An Example of Student Work Showing Change Unknown Structure Along With a Structure Diagram:
“Six pigeons were pecking on the sidewalk on Bleecker Street. Some more pigeons came to see what they were pecking at. Then there were ten pigeons.” (CHANGE UNKNOWN/ADD TO).
Addition/Subtraction Problem Structures:
2014 Karp, Karen S., Teaching Children Mathematics. National Council of Teachers of Mathematics
2014 NCTM. Putting Essential Understanding of Addition and Subtraction into Practice
How Many Ways Can We See Six Tiles?
Laying the Foundation for Addition by Exploring Parts of Six.
Kindergarten students decomposed the number six by placing square inch tiles into different arrangements and then recorded how they saw the arrangements using numbers. One of the goals of this problem was to help students understand that numbers can be decomposed (broken apart) in many ways. Developing an understanding of part-part-whole relationships is the first critical step to grasping the concepts of addition and subtraction, properties, and algorithms (NCTM, 2014, pg. 11). For example, in later years, decomposition (part-part-total understanding) of multi-digit numbers are used in place value concepts and the operations of addition/subtraction, multiplication/division by applying the various properties of commutative, associative, and distributive.

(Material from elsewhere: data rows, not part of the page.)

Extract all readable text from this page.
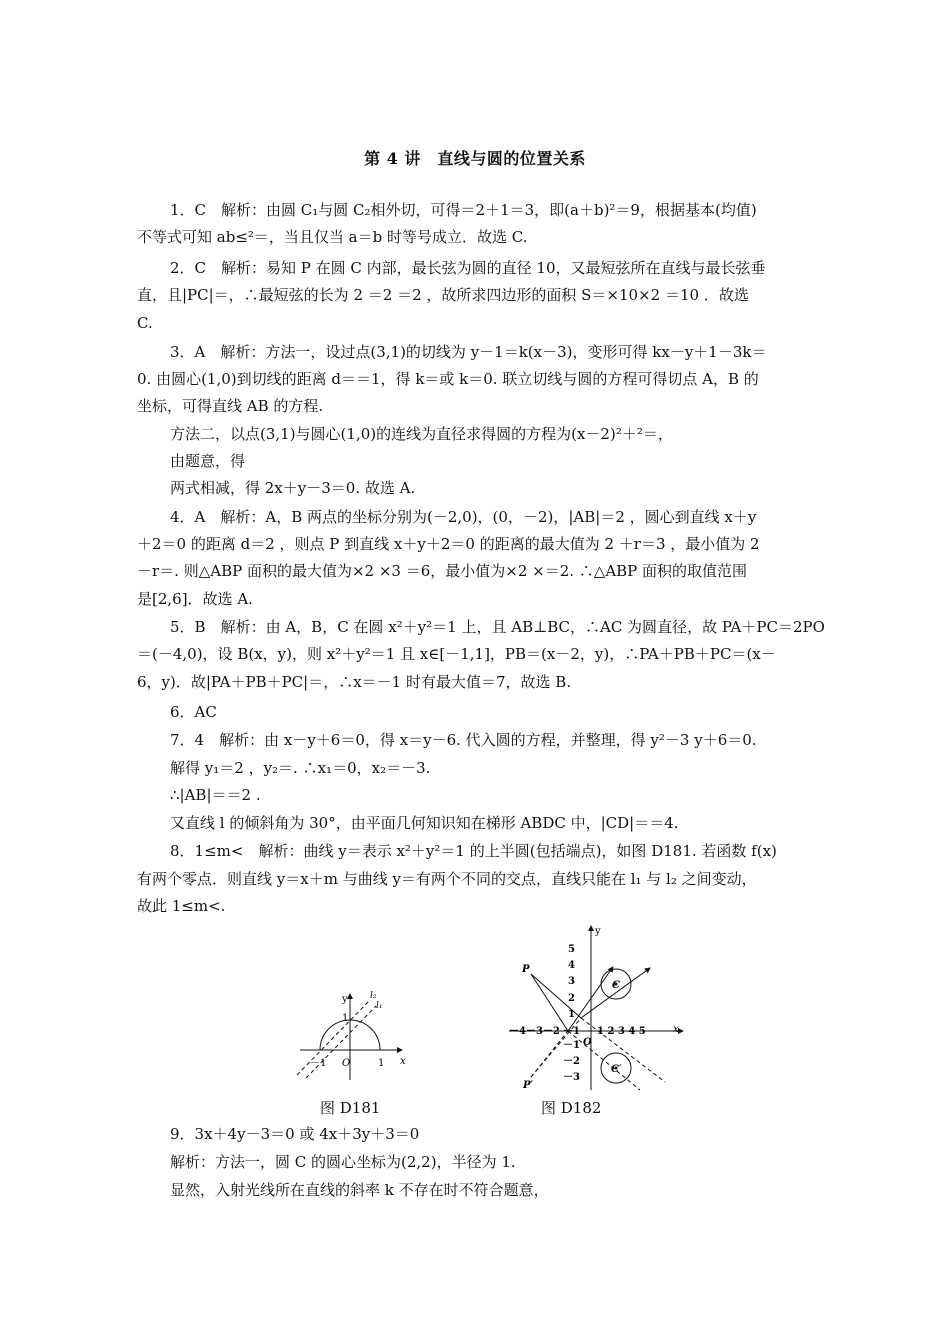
第 4 讲　直线与圆的位置关系
1．C　解析：由圆 C₁与圆 C₂相外切，可得＝2＋1＝3，即(a＋b)²＝9，根据基本(均值)
不等式可知 ab≤²＝，当且仅当 a＝b 时等号成立．故选 C.
2．C　解析：易知 P 在圆 C 内部，最长弦为圆的直径 10，又最短弦所在直线与最长弦垂
直，且|PC|＝，∴最短弦的长为 2 ＝2 ＝2 ，故所求四边形的面积 S＝×10×2 ＝10 ．故选
C.
3．A　解析：方法一，设过点(3,1)的切线为 y－1＝k(x－3)，变形可得 kx－y＋1－3k＝
0. 由圆心(1,0)到切线的距离 d＝＝1，得 k＝或 k＝0. 联立切线与圆的方程可得切点 A，B 的
坐标，可得直线 AB 的方程.
方法二，以点(3,1)与圆心(1,0)的连线为直径求得圆的方程为(x－2)²＋²＝，
由题意，得
两式相减，得 2x＋y－3＝0. 故选 A.
4．A　解析：A，B 两点的坐标分别为(－2,0)，(0，－2)，|AB|＝2 ，圆心到直线 x＋y
＋2＝0 的距离 d＝2 ，则点 P 到直线 x＋y＋2＝0 的距离的最大值为 2 ＋r＝3 ，最小值为 2
－r＝. 则△ABP 面积的最大值为×2 ×3 ＝6，最小值为×2 ×＝2. ∴△ABP 面积的取值范围
是[2,6]．故选 A.
5．B　解析：由 A，B，C 在圆 x²＋y²＝1 上，且 AB⊥BC，∴AC 为圆直径，故 PA＋PC＝2PO
＝(－4,0)，设 B(x，y)，则 x²＋y²＝1 且 x∈[－1,1]，PB＝(x－2，y)，∴PA＋PB＋PC＝(x－
6，y)．故|PA＋PB＋PC|＝，∴x＝－1 时有最大值＝7，故选 B.
6．AC
7．4　解析：由 x－y＋6＝0，得 x＝y－6. 代入圆的方程，并整理，得 y²－3 y＋6＝0.
解得 y₁＝2 ，y₂＝. ∴x₁＝0，x₂＝－3.
∴|AB|＝＝2 .
又直线 l 的倾斜角为 30°，由平面几何知识知在梯形 ABDC 中，|CD|＝＝4.
8．1≤m<　解析：曲线 y＝表示 x²＋y²＝1 的上半圆(包括端点)，如图 D181. 若函数 f(x)
有两个零点．则直线 y＝x＋m 与曲线 y＝有两个不同的交点，直线只能在 l₁ 与 l₂ 之间变动，
故此 1≤m<.
y
x
O
－1	1
1
l₂
l₁
图 D181
y
x
O
P
P′
C
C′
5
4
3
2
1
－1
－2
－3
－4－3－2 －1 1 2 3 4 5
图 D182
9．3x＋4y－3＝0 或 4x＋3y＋3＝0
解析：方法一，圆 C 的圆心坐标为(2,2)，半径为 1.
显然，入射光线所在直线的斜率 k 不存在时不符合题意，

Differentiating Through an Open Problem:
How Many Ways Can Six Tiles Be Arranged?
Each child arranged tiles in as many ways as they could. This open problem was accessible to every student in the class, and at the same time provided differentiation because of the challenging open-ended nature of the problem (see below, the same problem given at the college level). The class came together and examined all of the possible ways of arranging six tiles “side-to-side, and corner-to-corner”. Through this exploration, the geometric concepts of congruence and transformations (flips, slides, turns), were introduced. The students found 20 ways to arrange six tiles.
Six Tiles Problem by Professor David Meredith:
Below is the same six tiles problem given to mathematics students at San Francisco State University by Professor Meredith, of the mathematics department. Prior to San Francisco State Univ., David was a professor at MIT, and a Woodrow Wilson Fellow. Meredith’s students found 35 distinct non-congruent ways to arrange six tiles.
2014 National Council of Teachers of Mathematics, Putting Essential Understanding of Addition and Subtraction into Practice.